Tomato Coconut Curry Soup
Prep Time Minutes 20
Cook Time 20 Minutes
|Prep Time Minutes 20||Cook Time 20 Minutes||Passive Time||Servings People|
Watercourse Foods, an amazing vegetarian restaurant in Denver made a delicious Tomato Coconut Curry Soup that was totally addictive. It had just the right amount of spiciness and sweetness and was full of veggies that melted in your mouth and a broth that was creamy and full of body.

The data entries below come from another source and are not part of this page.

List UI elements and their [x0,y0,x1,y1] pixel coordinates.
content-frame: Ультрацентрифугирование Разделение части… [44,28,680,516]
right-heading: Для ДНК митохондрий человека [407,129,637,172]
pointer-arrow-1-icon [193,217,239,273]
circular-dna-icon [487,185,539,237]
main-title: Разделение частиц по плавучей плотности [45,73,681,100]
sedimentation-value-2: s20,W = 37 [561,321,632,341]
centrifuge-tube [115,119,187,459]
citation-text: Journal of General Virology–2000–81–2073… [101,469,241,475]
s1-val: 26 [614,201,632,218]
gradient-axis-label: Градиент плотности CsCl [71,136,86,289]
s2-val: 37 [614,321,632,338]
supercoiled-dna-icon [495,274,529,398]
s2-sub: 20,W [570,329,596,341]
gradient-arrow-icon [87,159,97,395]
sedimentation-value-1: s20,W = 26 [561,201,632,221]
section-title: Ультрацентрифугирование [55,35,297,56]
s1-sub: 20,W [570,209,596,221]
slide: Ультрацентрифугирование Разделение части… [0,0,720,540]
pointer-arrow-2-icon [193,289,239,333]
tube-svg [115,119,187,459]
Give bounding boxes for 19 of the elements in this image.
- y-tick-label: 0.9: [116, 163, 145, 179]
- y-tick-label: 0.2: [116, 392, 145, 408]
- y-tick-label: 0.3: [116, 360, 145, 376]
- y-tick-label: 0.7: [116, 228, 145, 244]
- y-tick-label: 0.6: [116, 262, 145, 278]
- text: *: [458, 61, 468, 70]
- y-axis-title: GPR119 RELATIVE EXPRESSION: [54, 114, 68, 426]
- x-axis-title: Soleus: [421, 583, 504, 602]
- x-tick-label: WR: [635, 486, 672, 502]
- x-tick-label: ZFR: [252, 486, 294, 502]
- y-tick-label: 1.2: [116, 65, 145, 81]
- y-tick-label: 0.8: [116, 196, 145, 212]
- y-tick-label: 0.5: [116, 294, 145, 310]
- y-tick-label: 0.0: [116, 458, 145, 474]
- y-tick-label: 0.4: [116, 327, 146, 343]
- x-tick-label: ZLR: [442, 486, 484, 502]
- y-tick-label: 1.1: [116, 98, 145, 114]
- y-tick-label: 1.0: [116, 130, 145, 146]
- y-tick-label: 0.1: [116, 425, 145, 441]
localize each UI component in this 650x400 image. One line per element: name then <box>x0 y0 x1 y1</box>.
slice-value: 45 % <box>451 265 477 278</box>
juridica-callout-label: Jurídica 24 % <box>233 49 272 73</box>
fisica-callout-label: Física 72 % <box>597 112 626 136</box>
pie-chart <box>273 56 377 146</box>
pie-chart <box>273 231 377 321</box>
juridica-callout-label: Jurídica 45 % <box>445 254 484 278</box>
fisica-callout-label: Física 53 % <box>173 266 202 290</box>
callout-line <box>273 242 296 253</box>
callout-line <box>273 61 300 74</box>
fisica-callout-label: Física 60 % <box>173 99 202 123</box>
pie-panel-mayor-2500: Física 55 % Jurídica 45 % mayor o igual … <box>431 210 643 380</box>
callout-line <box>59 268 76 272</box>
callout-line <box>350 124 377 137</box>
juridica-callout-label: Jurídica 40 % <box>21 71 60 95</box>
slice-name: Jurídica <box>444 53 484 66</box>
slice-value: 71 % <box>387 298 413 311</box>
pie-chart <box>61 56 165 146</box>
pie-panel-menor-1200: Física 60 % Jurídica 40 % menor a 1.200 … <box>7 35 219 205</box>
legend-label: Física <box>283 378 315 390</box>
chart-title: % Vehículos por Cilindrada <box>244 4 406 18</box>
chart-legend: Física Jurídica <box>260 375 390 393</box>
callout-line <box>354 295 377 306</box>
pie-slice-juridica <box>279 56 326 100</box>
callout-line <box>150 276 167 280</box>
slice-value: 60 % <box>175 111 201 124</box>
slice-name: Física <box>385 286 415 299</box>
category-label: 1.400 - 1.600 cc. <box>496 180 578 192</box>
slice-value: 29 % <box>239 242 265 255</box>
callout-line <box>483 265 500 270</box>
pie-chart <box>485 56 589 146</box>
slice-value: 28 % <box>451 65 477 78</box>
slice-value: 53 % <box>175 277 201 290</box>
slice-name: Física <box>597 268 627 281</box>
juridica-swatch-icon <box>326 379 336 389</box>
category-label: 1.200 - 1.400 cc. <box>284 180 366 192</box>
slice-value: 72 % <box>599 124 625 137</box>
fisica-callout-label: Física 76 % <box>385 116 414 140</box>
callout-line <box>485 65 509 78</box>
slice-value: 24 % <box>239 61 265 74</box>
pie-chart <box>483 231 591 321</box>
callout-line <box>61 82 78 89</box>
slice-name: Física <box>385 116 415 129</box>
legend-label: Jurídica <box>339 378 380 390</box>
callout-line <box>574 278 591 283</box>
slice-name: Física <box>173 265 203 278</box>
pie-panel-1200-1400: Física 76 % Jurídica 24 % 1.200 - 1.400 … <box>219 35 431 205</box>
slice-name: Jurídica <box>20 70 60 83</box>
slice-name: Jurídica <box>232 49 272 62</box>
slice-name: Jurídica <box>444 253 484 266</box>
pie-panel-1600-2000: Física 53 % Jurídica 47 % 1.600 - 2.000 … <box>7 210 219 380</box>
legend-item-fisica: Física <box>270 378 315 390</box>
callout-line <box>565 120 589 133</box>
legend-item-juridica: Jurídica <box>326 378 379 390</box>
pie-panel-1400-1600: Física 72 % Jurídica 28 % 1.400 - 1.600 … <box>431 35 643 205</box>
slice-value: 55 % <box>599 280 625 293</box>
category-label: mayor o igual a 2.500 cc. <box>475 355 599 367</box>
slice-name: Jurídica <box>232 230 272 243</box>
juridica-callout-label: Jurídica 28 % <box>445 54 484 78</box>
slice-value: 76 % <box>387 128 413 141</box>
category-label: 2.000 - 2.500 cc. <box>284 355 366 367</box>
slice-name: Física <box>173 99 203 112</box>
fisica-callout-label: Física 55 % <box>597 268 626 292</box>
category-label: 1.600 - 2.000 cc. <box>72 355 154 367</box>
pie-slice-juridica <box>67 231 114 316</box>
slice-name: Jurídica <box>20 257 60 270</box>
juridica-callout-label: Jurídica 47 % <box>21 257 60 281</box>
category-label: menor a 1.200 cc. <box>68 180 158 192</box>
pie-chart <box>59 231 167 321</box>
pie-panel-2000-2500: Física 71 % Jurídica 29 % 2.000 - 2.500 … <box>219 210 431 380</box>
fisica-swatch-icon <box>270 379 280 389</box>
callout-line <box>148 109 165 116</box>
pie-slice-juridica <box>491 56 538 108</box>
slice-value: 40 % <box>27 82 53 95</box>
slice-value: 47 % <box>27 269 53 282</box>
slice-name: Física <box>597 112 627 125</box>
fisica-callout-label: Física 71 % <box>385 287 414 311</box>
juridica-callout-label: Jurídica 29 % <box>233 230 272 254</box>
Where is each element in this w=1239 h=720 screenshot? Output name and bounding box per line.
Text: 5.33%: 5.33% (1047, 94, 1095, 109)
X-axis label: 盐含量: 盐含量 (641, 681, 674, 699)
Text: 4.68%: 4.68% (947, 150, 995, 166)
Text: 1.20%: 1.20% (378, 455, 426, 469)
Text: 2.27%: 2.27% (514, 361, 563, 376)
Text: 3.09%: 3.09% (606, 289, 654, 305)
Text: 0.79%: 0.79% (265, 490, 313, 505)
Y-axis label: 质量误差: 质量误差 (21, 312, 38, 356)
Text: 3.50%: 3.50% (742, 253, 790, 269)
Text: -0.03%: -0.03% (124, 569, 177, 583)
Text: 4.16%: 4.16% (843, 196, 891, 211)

I tried to replicate it for years and this version seems to finally be right on!
- Olive oil
- 2 Yellow Onions
- 5 Stalks Celery
- 4 Carrots diced
- 3 Cloves Garlic
- 1 Jalapeno pepper seeded and cored for less spice
- 2 TBS Ginger fresh
- 1 10 ounce Shredded Cabbage You can buy this packaged, or use about 2 cups
- 3 TBS Curry powder
- 1 TBS Agave or sugar
- 2 8 ounce Cans Tomato sauce
- 1 14 ounce Can Crushed tomatoes
- 2 15 ounce Cans coconut milk
- Salt and Pepper to taste
- Heat a large Dutch oven or heavy pot with 2 to 3 tablespoons oil over medium high heat.
- Roughly chop the onions, celery and carrots. Place in a food processor and pulse until they are diced small.
- Place these veggies in the pot and sautee until starting to soften and brown, about 15 minutes. Season with salt and pepper.
- Meanwhile place the garlic, jalapeno and ginger in the now empty food processor and pulse until minced very small.
- Add to the pot with the other veggies and cook for 2 minutes.
- Add the cabbage and curry powder and any additional salt and pepper to taste and cook until the cabbage is beginning to wilt.
- Add the remaining ingredients and mix well.
- Bring to a boil, cover and lower heat to a simmer. Cook for 30 to 40 minutes or until all of the vegetables are soft and the flavors are well combined.